Raporda altı çizilen örneklerde, haber kuruluşlarının paylaştığı fotoğraflara yer veriliyor. Örneğin bu fotoğraflar arasında, Avustralya’nın Townsville şehrinde görüldüğü iddia edilen timsahların görüntüsü yer alıyor. Fakat daha sonra bu görüntünün 2014 yılında, ABD’nin Florida eyaletinde çekildiği ortaya çıkmış. Rapor ayrıca, Reuters’da çalışan birinden alıntı yapılıyor ve 2019 yılında Afrika’nın bazı bölümlerine zarar vermiş Idai Kasırgası’nın yaşandığı esnada paylaşılan; fakat beş yıl önce Libya’da çekildiği ortaya çıkan üzücü bir video anlatılıyor.
Bir başka fotoğrafta ise Dr. Martin Luther King’in, ABD Senatosu tarafından 1964’te çıkarılan medeni haklar kanununa tepki gösterdiği iddia ediliyor. Fakat bu görüntü, sanki kameraya el işareti yapıyormuş gibi değiştirilmiş. Bu değiştirilmiş sürüm Twitter, Reddit ve beyazların üstün olduğunu savunan The Daily Stormer sitesinde yaygın biçimde paylaşılmış.

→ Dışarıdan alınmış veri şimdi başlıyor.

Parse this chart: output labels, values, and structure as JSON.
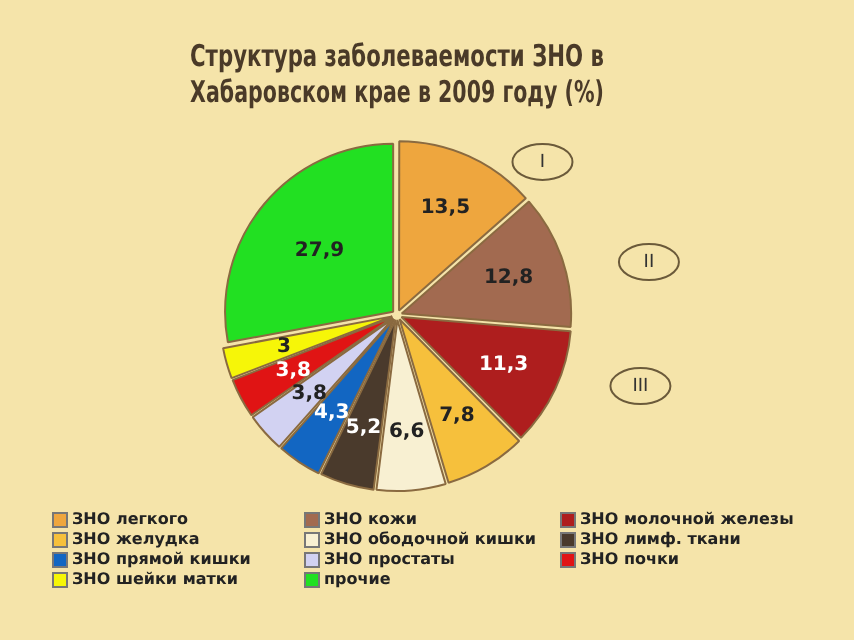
{
  "chart_data": {
    "type": "pie",
    "title": "Структура заболеваемости ЗНО в Хабаровском крае в 2009 году (%)",
    "categories": [
      "ЗНО легкого",
      "ЗНО кожи",
      "ЗНО молочной железы",
      "ЗНО желудка",
      "ЗНО ободочной кишки",
      "ЗНО лимф. ткани",
      "ЗНО прямой кишки",
      "ЗНО простаты",
      "ЗНО почки",
      "ЗНО шейки матки",
      "прочие"
    ],
    "values": [
      13.5,
      12.8,
      11.3,
      7.8,
      6.6,
      5.2,
      4.3,
      3.8,
      3.8,
      3,
      27.9
    ],
    "colors": [
      "#eea63e",
      "#a26a50",
      "#ae1e1e",
      "#f6c03c",
      "#f8f0d2",
      "#4a3a2c",
      "#1266c2",
      "#d2d2f2",
      "#e01414",
      "#f6f608",
      "#22e022"
    ],
    "value_labels": [
      "13,5",
      "12,8",
      "11,3",
      "7,8",
      "6,6",
      "5,2",
      "4,3",
      "3,8",
      "3,8",
      "3",
      "27,9"
    ],
    "legend": "bottom",
    "annotations": [
      "I",
      "II",
      "III"
    ]
  }
}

Gazetecilerin bugünlerde kullandığı sosyal medya doğrulama yöntemlerinin haritasını çıkaran Dr. Thomson, yardımcı profesör Daniel Angus, Dr. Paula Dootson, Dr. Edward Hurcombe ve Adam Smith, hangi araçların hangi şartlar altında en etkili olduğunu öne sürüyor.
“Sahte görüntülerin tespit edilmesi, günlük olarak üretilen görsel sayısına baktığımızda zorlaşıyor. 3.2 milyar fotoğraf ve 720.000 saatlik videodan oluşan bir aşırılık söz konusu. Bunların üretilme, yayınlanma ve paylaşılma hızları da var” diyor Dr. Thomson.

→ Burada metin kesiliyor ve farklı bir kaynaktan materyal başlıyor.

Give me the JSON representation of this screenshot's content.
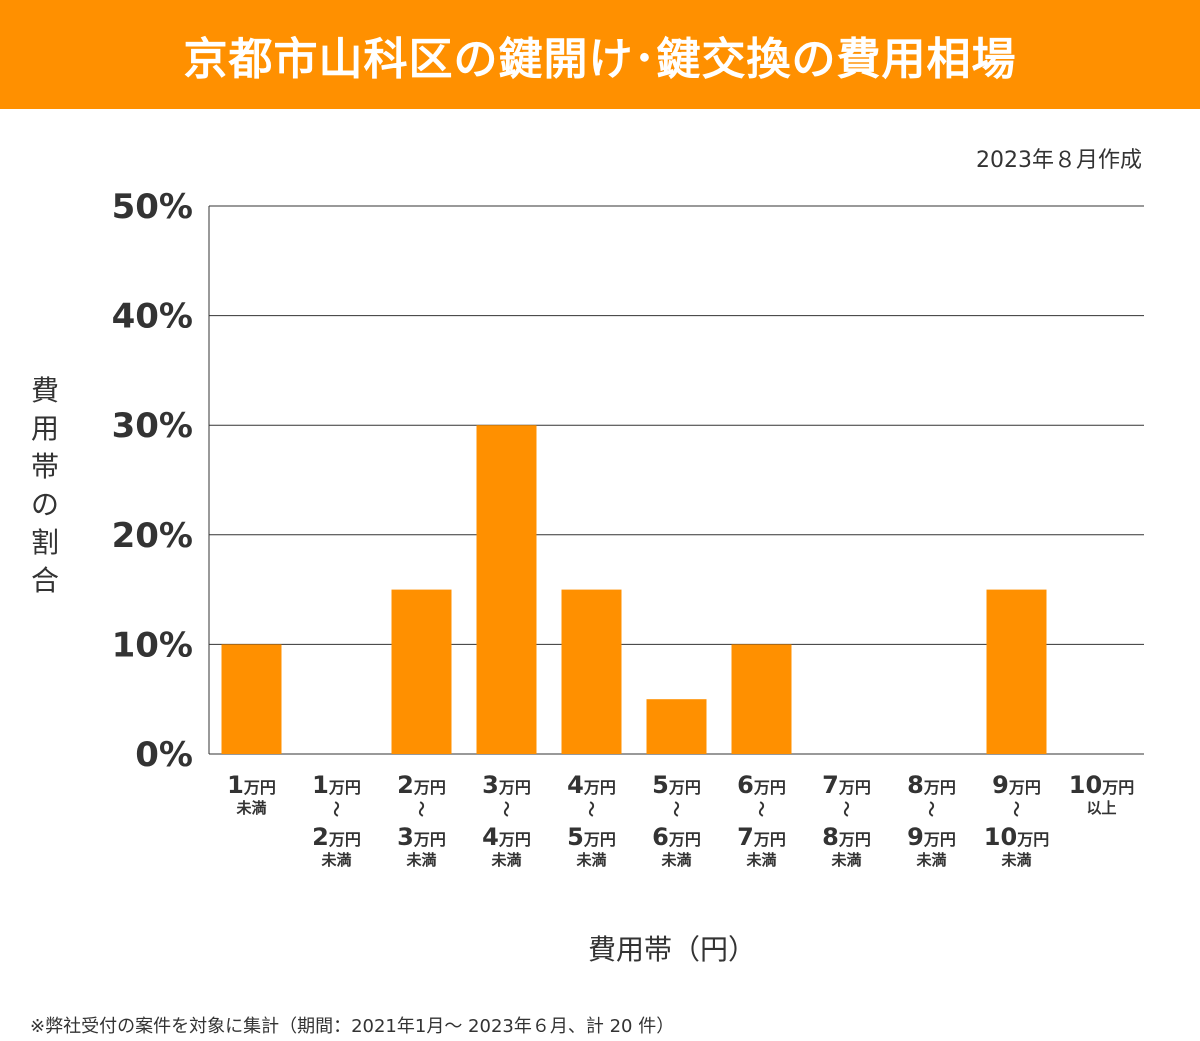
{
  "header": {
    "title": "京都市山科区の鍵開け･鍵交換の費用相場"
  },
  "date_note": "2023年８月作成",
  "footnote": "※弊社受付の案件を対象に集計（期間：2021年1月～ 2023年６月、計 20 件）",
  "colors": {
    "bar": "#ff9000",
    "header": "#ff9000"
  },
  "chart_data": {
    "type": "bar",
    "title": "京都市山科区の鍵開け･鍵交換の費用相場",
    "xlabel": "費用帯（円）",
    "ylabel": "費用帯の割合",
    "ylim": [
      0,
      50
    ],
    "yticks": [
      "0%",
      "10%",
      "20%",
      "30%",
      "40%",
      "50%"
    ],
    "ytick_values": [
      0,
      10,
      20,
      30,
      40,
      50
    ],
    "grid": true,
    "categories": [
      {
        "from": "1",
        "unit": "万円",
        "to": null,
        "suffix": "未満"
      },
      {
        "from": "1",
        "unit": "万円",
        "to": "2",
        "suffix": "未満"
      },
      {
        "from": "2",
        "unit": "万円",
        "to": "3",
        "suffix": "未満"
      },
      {
        "from": "3",
        "unit": "万円",
        "to": "4",
        "suffix": "未満"
      },
      {
        "from": "4",
        "unit": "万円",
        "to": "5",
        "suffix": "未満"
      },
      {
        "from": "5",
        "unit": "万円",
        "to": "6",
        "suffix": "未満"
      },
      {
        "from": "6",
        "unit": "万円",
        "to": "7",
        "suffix": "未満"
      },
      {
        "from": "7",
        "unit": "万円",
        "to": "8",
        "suffix": "未満"
      },
      {
        "from": "8",
        "unit": "万円",
        "to": "9",
        "suffix": "未満"
      },
      {
        "from": "9",
        "unit": "万円",
        "to": "10",
        "suffix": "未満"
      },
      {
        "from": "10",
        "unit": "万円",
        "to": null,
        "suffix": "以上"
      }
    ],
    "range_mark": "～",
    "values": [
      10,
      0,
      15,
      30,
      15,
      5,
      10,
      0,
      0,
      15,
      0
    ]
  }
}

“Göz önüne alınan diğer unsurlar arasında, bunları gören kişilerin dijital ve görsel okur yazarlığı da bulunuyor. Fakat yapılan bu sahte düzenlemelerin gerçeği farklı şekilde yansıttığını tespit edebilmek de çok önemli”

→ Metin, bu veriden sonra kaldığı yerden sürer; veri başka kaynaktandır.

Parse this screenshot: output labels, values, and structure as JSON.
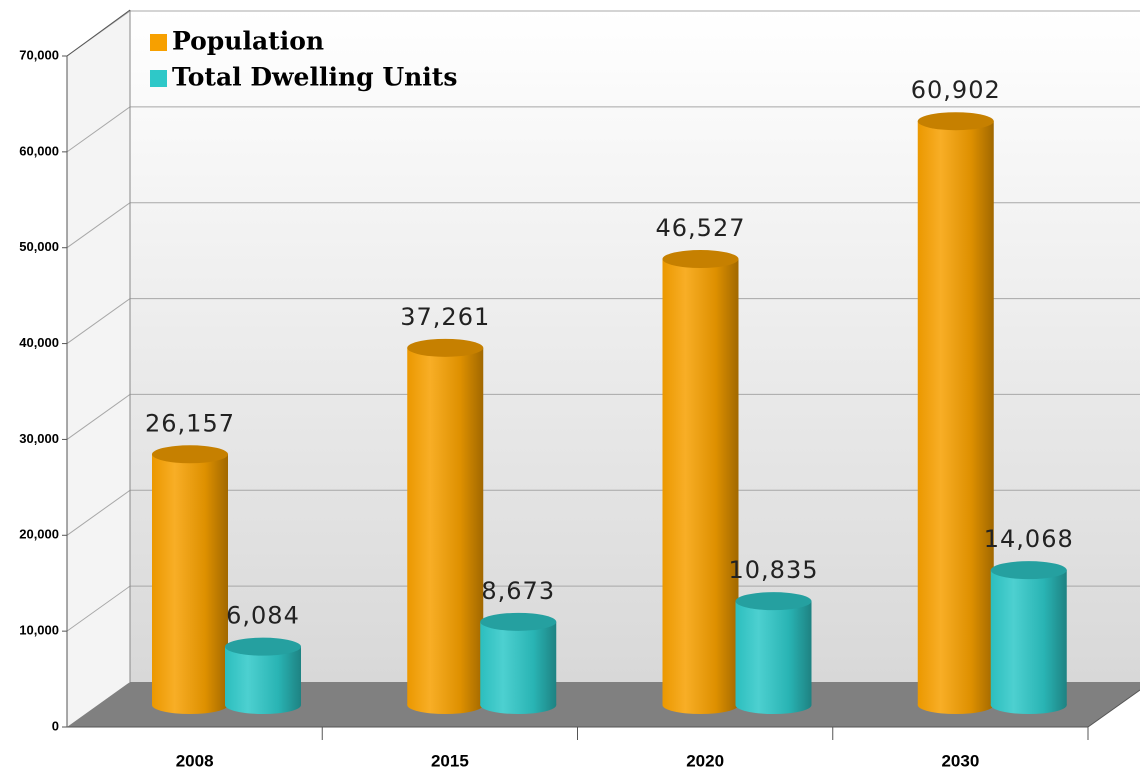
{
  "chart_data": {
    "type": "bar3d-cylinder",
    "categories": [
      "2008",
      "2015",
      "2020",
      "2030"
    ],
    "series": [
      {
        "name": "Population",
        "color": "#f7a000",
        "values": [
          26157,
          37261,
          46527,
          60902
        ]
      },
      {
        "name": "Total Dwelling Units",
        "color": "#2ec8c8",
        "values": [
          6084,
          8673,
          10835,
          14068
        ]
      }
    ],
    "value_labels": [
      [
        "26,157",
        "37,261",
        "46,527",
        "60,902"
      ],
      [
        "6,084",
        "8,673",
        "10,835",
        "14,068"
      ]
    ],
    "ylim": [
      0,
      70000
    ],
    "yticks": [
      0,
      {
        "value": 10000,
        "label": "10,000"
      },
      {
        "value": 20000,
        "label": "20,000"
      },
      {
        "value": 30000,
        "label": "30,000"
      },
      {
        "value": 40000,
        "label": "40,000"
      },
      {
        "value": 50000,
        "label": "50,000"
      },
      {
        "value": 60000,
        "label": "60,000"
      },
      {
        "value": 70000,
        "label": "70,000"
      }
    ],
    "grid": true,
    "legend": "upper left"
  }
}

“Görsel medya üreten gazeteciler etik ihlallerden muaf değilken; kullanıcı ve kitle kaynaklı görsel içeriklerin haber kaynaklarına dahil edilmesi de giderek artış gösteriyor. Eğer kurumlara olan güveni ilerletmeyi ve demokrasimizi güçlendirmeyi istiyorsak, sosyal medyada yapılan teyitlerin de eşit şekilde artması gerekiyor.”
Dr. Thomson’ın aktardığına göre Uluslararası Gazeteciler Merkezi’nin (ICFJ) geçenlerde yürüttüğü bir çalışmada, haber odalarında sosyal medya doğrulama araçlarının çok düşük miktarda kullanıldığı bulunmuş.
“ICFJ, 130’dan fazla ülkede 2.700’den fazla gazeteci ve haber odası yöneticisiyle anket yapmış ve ankete katılanların sadece %11’inin sosyal medya doğrulama araçları kullandığını bulmuştu” diyor.
“Kullanıcı dostu adli araçların bulunamaması ve dijital medya okuryazarlığının düşük seviyelerde olması, internetteki çarpıtma ve yanlış bilgilendirme akıntısına karşı ilerlemek isteyenler için başlıca engelleri meydana getiriyor.”
Yardımcı profesör Angus’a göre araştırma, görüntü ve diğer ortamların kaynak ve geçerliliğinin daha iyi belirlenmesi için gazetecilerle beraber daha iyi araçlar geliştirilmesine ihtiyaç duyulduğunu gösteriyor.
“Karşılaştıkları görsel içeriğin kaynağı ve doğruluğuna dair az şey bilmelerine rağmen, gazetecilerin bu içeriği yayınlayıp yayınlamamaya ve genişletip genişletmemeye hızlı şekilde karar vermesi gerekiyor” diyor.
“Hatalı atıf yapılmış, üzerinde oynanmış ve sahtesi yapılmış görüntülerin pek çok örneği, bahsettiğimiz kamusal söylem alanında doğruluğun, şeffaflığın ve güvenin ne kadar önemli olduğunu kanıtlıyor. İnsanlar genelde arkadaşları ve aileleri, siyasetçiler, kuruluşlar ve gazeteciler yoluyla aldıkları bilgiye dayalı olarak oy veriyor ve karar alıyorlar.”
Araştırmacılar, el ile yapılan mevcut tespit stratejilerine (görüntüyü arama motorunda aramak, görüntünün üst verilerini incelemek, ışık ve gölgeleri incelemek ve görüntü düzenleme yazılımı kullanmak gibi) atıfta bulunuyor fakat sosyal medyadaki görsellerin doğrulanması için, daha gelişmiş makine öğrenim yöntemleri de dahil olmak üzere daha fazla aracın geliştirilmesi gerektiğini söylüyorlar.